— Я уже выбираю вас, а не этого калужского румына. Вы мне тоже понравились, если не с первого взгляда, так с первого слова. Сразу видно, что вы главный патриот, вы ведь начинаете не с чего-нибудь, а с закуски. Но что они несут сюда? Это же не снилось даже госпоже Дрекенкопф!..
— Да, кормят здесь неплохо. Вот попробуйте икорку — наша, родная, астраханская. Я сюда поставляю. Достаю через одного прохвоста у большевиков, а потом перепродаю. Надо чем-нибудь жить. Теперь поговорим с вами о деле. Одним «Набатом» не прокормишься. Я сведу вас с хорошими людьми. Не люди — золото. Чеки из Ревеля. Знаете Ревель?
Лазик задумался:
— Ревель? Это, кажется, кильки?
— Это, друг мой, не только кильки. Это английские фунты. Это целое государство. Вы им там три слова насчет Троцкого, а чек — в кармане. Идет? Водочки? За ваше здоровье! За наше национальное движение! За его…
— Пожалейте мой живот! Я его не в силах каждую минуту подбирать. Лучше уж выпьем за кильку.
— Ура!
Вначале Лазик крепился. Он пил водку, ел бефстроганов и вел с Василием Андреевичем дружескую беседу:
— Здесь же совсем как в «Венеции». Скажите мне, кстати, в какую дверь нужно будет бежать?

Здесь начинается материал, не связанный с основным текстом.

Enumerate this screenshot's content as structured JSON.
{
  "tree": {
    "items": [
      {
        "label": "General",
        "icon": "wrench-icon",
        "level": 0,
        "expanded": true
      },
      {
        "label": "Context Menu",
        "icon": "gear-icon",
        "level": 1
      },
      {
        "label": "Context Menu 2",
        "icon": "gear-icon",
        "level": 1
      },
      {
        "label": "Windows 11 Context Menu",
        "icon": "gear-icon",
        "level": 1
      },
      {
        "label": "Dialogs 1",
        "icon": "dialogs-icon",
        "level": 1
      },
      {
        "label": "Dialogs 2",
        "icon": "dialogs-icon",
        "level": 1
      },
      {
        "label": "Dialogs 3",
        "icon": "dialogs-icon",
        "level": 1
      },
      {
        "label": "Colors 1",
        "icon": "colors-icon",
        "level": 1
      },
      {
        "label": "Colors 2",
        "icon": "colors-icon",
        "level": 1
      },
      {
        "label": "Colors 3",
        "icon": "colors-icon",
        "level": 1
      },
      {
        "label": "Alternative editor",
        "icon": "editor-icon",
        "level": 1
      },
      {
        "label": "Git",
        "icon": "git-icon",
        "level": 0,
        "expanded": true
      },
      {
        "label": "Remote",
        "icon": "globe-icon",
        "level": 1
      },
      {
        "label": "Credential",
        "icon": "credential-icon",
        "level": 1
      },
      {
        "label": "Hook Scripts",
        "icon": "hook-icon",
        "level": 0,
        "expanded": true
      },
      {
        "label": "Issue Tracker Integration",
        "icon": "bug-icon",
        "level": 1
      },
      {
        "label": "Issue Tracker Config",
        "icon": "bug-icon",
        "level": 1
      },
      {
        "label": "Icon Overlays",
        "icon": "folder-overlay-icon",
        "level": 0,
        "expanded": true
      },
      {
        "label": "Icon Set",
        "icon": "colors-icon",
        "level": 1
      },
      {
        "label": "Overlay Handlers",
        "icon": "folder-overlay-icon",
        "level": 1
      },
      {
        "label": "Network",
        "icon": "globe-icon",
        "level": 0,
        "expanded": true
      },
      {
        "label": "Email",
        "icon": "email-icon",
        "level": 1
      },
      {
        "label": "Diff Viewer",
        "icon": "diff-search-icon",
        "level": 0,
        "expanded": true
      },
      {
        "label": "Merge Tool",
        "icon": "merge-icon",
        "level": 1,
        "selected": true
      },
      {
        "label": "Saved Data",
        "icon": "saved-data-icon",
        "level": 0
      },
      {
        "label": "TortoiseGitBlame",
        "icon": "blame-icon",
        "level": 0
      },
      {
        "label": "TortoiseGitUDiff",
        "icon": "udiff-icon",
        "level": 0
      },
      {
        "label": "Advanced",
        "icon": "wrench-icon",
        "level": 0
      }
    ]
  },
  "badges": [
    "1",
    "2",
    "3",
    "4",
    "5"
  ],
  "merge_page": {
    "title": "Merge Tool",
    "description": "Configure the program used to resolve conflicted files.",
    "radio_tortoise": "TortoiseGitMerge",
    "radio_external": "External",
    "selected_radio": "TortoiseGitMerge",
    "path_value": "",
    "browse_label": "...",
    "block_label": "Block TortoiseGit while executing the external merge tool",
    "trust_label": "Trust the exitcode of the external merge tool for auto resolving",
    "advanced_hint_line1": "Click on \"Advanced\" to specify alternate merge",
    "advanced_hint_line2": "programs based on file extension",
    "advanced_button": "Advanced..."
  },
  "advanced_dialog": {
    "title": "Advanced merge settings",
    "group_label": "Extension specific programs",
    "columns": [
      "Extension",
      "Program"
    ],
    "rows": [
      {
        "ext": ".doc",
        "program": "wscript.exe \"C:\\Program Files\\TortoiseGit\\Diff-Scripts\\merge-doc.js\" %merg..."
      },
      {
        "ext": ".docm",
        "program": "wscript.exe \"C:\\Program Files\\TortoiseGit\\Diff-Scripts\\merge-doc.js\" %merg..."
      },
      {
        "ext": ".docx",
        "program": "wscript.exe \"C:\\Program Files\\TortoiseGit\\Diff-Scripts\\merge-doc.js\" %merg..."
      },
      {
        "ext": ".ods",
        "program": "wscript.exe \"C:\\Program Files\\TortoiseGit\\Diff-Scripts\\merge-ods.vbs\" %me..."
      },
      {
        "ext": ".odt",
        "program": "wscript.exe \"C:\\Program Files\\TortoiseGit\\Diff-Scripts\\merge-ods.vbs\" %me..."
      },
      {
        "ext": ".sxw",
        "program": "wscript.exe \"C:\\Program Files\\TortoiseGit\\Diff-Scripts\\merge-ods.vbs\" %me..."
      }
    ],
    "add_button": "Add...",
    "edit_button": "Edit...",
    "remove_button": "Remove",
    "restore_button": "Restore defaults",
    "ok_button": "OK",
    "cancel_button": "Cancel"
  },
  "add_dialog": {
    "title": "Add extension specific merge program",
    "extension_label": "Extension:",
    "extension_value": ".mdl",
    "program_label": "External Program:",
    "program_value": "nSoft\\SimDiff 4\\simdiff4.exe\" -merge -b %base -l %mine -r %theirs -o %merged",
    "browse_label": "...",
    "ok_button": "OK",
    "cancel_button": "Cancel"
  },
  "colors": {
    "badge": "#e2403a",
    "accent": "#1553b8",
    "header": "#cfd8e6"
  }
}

— Да, здесь уголок старой России. Великое дело — традиции народа. Знаете, кто подает нам? Полковник. Ей-ей! А дамы!.. Татьяна Ларина! «Я вас люблю, чего же боле…» Просто, как скипидар. Мы этого Благоверова по шапке!.. Вот знакомьтесь. Наш агент по сбору объявлений, господин Гриншток.
Лазик оживился:
— В Гомеле тоже есть Гриншток, он даже заведует показательными яслями. Вы не родственник ли?
Господин Гриншток негодующе отмахнулся от Лазика:
— У меня нет родственников среди кровавых палачей.
Нагнувшись к Лазику, он зашептал:
— А если это даже мой брат, то что за глупые разговоры? Я же собираю для них объявления. Сегодня я набрал целых три: два ночных бара и один венерический доктор. Я могу теперь даже поужинать.
Все труднее и труднее было Лазику думать, а Василий Андреевич приставал с вопросами:
— Продиктуйте мне хоть десять фамилий известных вам большевиков. Мы готовим списки, чтобы знать, кого истребить, когда настанет минута.
— Десять фамилий? А сколько было рюмок? Пять? Ну вот вам, пишите: Троцкий, Ройтшванец, Борис Самойлович… Еще? Хорошо. Кролик. Это партийная кличка. Гинденбург. Дрекенкопф. Килька. Я вовсе не пьян, это тоже кличка, и довольно меня истязать! Что я вам, адрес-календарь? Я же понимаю, вы хотите все это отнести эстонцам и получить чек в кармане. А что останется мне?
Охмелев, он кричал:
— Я румынский бдист! Я с Троцким на «ты»! Я — весь в пулеметах!